D’autres n’ont pas ce rapport utilitaire au savoir, et donc ne se posent pas la question du « à quoi ça sert ? », ceux-là rencontrent moins de difficultés à évoluer dans le système scolaire. Ceci étant, cette approche par « la compréhension » nécessite de la part de l’élève une bonne mémorisation des connaissances, la capacité à les mobiliser à bon escient dans des contextes divers, et exige une certaine propension à l’abstraction.

Dans la situation de travail, il faut certes faire preuve d’intelligence, mais il s’agit souvent d’une intelligence pratique, basée sur l’action ; il s’agit de réussir individuellement ou/et collectivement un travail.

L’apprentissage va se faire par la compréhension des mécanismes qui ont permis la réussite ou ont conduit à l’échec (qu’il s’agit d’ailleurs de dépasser) ; ceci passe par l’analyse de la tâche réalisée, ou de façon plus large, de la situation de travail.
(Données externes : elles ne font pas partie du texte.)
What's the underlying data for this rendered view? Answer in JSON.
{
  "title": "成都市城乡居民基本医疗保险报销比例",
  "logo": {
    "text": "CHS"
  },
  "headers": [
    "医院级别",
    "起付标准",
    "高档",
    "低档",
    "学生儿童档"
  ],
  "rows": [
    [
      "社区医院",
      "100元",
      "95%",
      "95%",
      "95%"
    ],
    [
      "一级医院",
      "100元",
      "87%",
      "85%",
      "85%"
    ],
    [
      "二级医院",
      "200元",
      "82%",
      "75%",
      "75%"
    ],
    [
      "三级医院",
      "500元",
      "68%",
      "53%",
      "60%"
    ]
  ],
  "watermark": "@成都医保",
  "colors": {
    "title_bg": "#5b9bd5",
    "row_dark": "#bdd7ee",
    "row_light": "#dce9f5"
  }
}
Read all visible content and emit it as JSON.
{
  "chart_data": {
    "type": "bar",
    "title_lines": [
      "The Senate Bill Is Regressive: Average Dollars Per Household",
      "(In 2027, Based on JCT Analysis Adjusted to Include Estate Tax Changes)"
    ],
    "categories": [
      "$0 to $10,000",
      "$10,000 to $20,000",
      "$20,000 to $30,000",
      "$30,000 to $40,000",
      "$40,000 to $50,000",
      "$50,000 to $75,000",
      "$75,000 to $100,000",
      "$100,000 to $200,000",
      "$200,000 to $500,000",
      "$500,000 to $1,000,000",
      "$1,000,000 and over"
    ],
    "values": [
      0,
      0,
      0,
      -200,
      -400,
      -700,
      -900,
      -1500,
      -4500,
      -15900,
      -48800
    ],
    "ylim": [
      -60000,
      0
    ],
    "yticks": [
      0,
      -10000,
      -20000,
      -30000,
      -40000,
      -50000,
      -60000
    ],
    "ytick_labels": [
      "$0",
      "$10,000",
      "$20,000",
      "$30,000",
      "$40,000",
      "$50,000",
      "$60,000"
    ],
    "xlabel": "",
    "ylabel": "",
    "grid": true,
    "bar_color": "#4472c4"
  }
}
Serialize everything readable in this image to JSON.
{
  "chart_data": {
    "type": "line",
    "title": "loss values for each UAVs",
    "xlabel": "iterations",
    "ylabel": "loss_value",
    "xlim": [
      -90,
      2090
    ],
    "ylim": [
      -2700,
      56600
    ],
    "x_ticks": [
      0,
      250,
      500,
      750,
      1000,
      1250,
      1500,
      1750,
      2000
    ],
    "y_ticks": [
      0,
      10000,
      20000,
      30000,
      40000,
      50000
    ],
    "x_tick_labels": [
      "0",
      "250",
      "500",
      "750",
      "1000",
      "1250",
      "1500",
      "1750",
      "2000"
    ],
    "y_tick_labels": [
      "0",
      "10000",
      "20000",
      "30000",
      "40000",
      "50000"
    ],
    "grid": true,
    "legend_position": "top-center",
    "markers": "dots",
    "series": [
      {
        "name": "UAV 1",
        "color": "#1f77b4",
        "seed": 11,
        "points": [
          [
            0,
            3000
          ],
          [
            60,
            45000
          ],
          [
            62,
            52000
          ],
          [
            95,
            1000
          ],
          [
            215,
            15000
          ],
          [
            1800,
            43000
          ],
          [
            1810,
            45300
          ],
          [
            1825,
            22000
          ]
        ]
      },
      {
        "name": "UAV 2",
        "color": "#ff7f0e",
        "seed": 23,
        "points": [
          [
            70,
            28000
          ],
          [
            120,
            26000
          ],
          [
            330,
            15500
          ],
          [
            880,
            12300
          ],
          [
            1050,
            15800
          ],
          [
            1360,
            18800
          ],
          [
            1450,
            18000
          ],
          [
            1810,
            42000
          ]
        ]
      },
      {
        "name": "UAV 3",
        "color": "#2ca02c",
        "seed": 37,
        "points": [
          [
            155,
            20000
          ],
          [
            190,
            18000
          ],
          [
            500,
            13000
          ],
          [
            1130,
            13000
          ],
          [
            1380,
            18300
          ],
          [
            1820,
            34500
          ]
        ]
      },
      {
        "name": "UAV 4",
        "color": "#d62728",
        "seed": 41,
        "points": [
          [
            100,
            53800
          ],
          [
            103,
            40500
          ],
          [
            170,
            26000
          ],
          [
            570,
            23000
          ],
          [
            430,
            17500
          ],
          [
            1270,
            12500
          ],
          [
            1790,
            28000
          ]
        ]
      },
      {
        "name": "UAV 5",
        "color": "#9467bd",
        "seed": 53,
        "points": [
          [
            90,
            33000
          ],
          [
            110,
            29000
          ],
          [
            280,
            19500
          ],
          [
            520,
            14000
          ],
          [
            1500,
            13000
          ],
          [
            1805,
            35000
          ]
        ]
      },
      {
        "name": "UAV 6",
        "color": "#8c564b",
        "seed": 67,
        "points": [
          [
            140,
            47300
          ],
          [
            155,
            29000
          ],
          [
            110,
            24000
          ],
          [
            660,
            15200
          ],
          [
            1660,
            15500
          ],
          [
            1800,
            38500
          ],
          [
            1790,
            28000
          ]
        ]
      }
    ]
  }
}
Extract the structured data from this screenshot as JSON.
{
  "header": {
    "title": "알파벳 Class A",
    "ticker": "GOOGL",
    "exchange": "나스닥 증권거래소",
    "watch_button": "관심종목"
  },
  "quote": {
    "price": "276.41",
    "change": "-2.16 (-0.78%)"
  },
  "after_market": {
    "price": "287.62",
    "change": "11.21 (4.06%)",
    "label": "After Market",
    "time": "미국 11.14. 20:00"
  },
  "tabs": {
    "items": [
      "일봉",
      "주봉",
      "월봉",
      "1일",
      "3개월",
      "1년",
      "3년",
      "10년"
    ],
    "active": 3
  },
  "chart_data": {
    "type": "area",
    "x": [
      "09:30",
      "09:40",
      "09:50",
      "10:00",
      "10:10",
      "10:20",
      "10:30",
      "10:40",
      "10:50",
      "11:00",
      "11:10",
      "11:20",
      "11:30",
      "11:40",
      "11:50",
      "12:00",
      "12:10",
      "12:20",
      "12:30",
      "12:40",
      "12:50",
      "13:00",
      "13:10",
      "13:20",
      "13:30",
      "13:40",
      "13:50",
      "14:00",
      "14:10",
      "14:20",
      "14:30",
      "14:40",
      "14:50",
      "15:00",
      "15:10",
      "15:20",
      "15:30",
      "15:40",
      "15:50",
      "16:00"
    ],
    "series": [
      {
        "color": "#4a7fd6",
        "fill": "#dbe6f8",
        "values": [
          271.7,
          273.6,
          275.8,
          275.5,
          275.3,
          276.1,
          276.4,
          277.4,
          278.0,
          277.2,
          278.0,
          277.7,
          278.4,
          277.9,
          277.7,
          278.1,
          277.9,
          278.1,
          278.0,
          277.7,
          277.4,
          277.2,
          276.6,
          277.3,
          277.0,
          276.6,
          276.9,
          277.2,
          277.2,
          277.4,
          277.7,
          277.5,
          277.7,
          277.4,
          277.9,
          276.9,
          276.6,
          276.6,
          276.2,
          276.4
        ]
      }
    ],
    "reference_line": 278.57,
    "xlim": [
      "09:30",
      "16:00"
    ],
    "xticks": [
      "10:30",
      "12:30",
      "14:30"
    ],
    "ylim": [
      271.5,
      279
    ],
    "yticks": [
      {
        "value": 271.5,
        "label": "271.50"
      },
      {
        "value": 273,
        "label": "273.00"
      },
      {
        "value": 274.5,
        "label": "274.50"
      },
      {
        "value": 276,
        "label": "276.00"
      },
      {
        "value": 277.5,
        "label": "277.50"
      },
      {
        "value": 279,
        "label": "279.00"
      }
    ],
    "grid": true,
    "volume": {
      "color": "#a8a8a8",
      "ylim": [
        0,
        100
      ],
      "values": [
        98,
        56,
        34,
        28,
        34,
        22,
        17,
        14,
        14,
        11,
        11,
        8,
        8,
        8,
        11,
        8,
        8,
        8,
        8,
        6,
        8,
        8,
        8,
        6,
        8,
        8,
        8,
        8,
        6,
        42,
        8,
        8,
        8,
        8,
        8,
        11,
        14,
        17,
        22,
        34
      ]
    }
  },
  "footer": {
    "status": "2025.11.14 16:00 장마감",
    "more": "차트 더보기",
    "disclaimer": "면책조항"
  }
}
Ce passage par « le concret » est nécessaire à de nombreuses personnes pour lesquelles l’abstraction qui est demandée à l’école représente un frein -et parfois un blocage- à tout apprentissage.

Gérard Malglaive dès 1986 attirait notre attention ; – Un système sous tension présente les trois dilemmes auxquels est confronté tout apprenant en formation alternée. Et elles ne sont pas anodines. Pour certains, ces tensions ne posent pas de problème majeur ; pour d’autres, et tout particulièrement pour les publics de première qualification, un accompagnement est indispensable pour que ces tensions soient surmontées et que la formation aboutisse à un succès.

 Texte et article : Paul BOULET

Paul BOULET est expert de la formation en alternance, Paul BOULET s’est impliqué tout particulièrement dans le tutorat et la formation en alternance auprès de nombreuses professions, de Collectivités territoriales, de l’Etat et de centres de formation professionnelle.